I'd like to replace selected paragraphs in place but am not figuring out the right way of doing so. Specifically I'd like to replace a specific, single P with multiple P at the same point in the tree. I've tried many dozen variations of the below code, but what I have gives an error, "the target node's parent has no content!?"
I don't understand. The replace_with_content or push_content methods should have established something for postinsert to add to. Clearly I have missed something?
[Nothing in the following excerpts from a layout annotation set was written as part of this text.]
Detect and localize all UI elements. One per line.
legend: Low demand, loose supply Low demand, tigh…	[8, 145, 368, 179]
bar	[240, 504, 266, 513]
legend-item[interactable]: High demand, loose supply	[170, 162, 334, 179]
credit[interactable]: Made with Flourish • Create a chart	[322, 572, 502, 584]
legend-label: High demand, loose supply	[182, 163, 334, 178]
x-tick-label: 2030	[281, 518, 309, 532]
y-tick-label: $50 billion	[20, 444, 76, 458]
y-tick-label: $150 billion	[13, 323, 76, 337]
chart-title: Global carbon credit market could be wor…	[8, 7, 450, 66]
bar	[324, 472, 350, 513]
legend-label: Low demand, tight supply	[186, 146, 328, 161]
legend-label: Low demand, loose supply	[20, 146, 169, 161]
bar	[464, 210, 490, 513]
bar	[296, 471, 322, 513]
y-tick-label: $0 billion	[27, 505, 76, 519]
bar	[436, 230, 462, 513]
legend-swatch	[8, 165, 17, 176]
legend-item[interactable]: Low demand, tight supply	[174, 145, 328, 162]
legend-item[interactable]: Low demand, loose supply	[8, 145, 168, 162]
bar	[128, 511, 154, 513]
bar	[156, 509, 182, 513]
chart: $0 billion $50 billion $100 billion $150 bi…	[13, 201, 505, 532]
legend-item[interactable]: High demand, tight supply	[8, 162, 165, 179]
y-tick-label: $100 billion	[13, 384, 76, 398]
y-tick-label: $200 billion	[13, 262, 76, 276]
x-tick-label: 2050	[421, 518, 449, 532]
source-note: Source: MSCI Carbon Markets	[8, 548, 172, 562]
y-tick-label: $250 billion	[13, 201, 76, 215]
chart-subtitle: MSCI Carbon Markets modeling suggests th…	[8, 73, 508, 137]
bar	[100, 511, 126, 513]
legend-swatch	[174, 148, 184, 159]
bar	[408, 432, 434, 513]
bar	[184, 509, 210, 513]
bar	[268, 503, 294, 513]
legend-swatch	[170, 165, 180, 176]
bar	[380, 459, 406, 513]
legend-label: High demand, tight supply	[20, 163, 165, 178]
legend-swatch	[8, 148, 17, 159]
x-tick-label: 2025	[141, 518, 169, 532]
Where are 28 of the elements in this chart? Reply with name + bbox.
What though?
#!/usr/bin/perl
use HTML::TreeBuilder::XPath;
use warnings;
use strict;
&readfile;
exit(0);
sub readfile {
my ($file)= (@_);
my $xhtml = HTML::TreeBuilder::XPath->new;
$xhtml->implicit_tags(1);
$xhtml->no_space_compacting(1);
$xhtml->parse_file(\*DATA) or die();
# find double-spaced paragraphs inside blockquotes and expand them
for my $p ($xhtml->findnodes('//blockquote/p')) {
my $text = $p->as_text();
$text =~ s/^\s+//; $text =~ s/\s+$//;
next unless($text =~/\n\s*\n\s*/);
my @paragraphs = split(/\s*\n\s*/, $text);
print qq(\t\@paragraphs=),join(',',@paragraphs),qq(\n);
if ($#paragraphs >= 0) {
my $pp = shift(@paragraphs);
print qq(\t\tpp1=$pp\n);
$p->replace_with_content();
$p->push_content(['p',,$pp]);
print qq(Identified :\n);
print qq(«),$p->as_XML_indented,qq(»\n);
foreach $pp (@paragraphs) {
print qq(\t\tpp2=$pp\n);
$p->postinsert(['p',,$pp]);
}
}
}
print qq(\n),qq(-)x30,qq(\n);
my ($body) = $xhtml->findnodes('//body');
print qq(\n);
print $body->as_XML_indented;
$xhtml->delete;
return (1);
}
__DATA__
<body>
<blockquote id="one">
aaa
bbb
ccc
</blockquote>
<blockquote id="two">
<p>
ddd
eee
fff
</p>
</blockquote>
<blockquote id="three">
<p>
ggg
</p> <p>
hhh
</p> <p>
iii
</p>
</blockquote>
<blockquote id="four">
<p>
jjj
</p>
</blockquote>
</body>
The expected output would be for BLOCKQUOTE number two to contain three separate paragraphs instead of one (or four). The other P in the other BLOCKQUOTE elements should continue to be left alone, as the script currently does.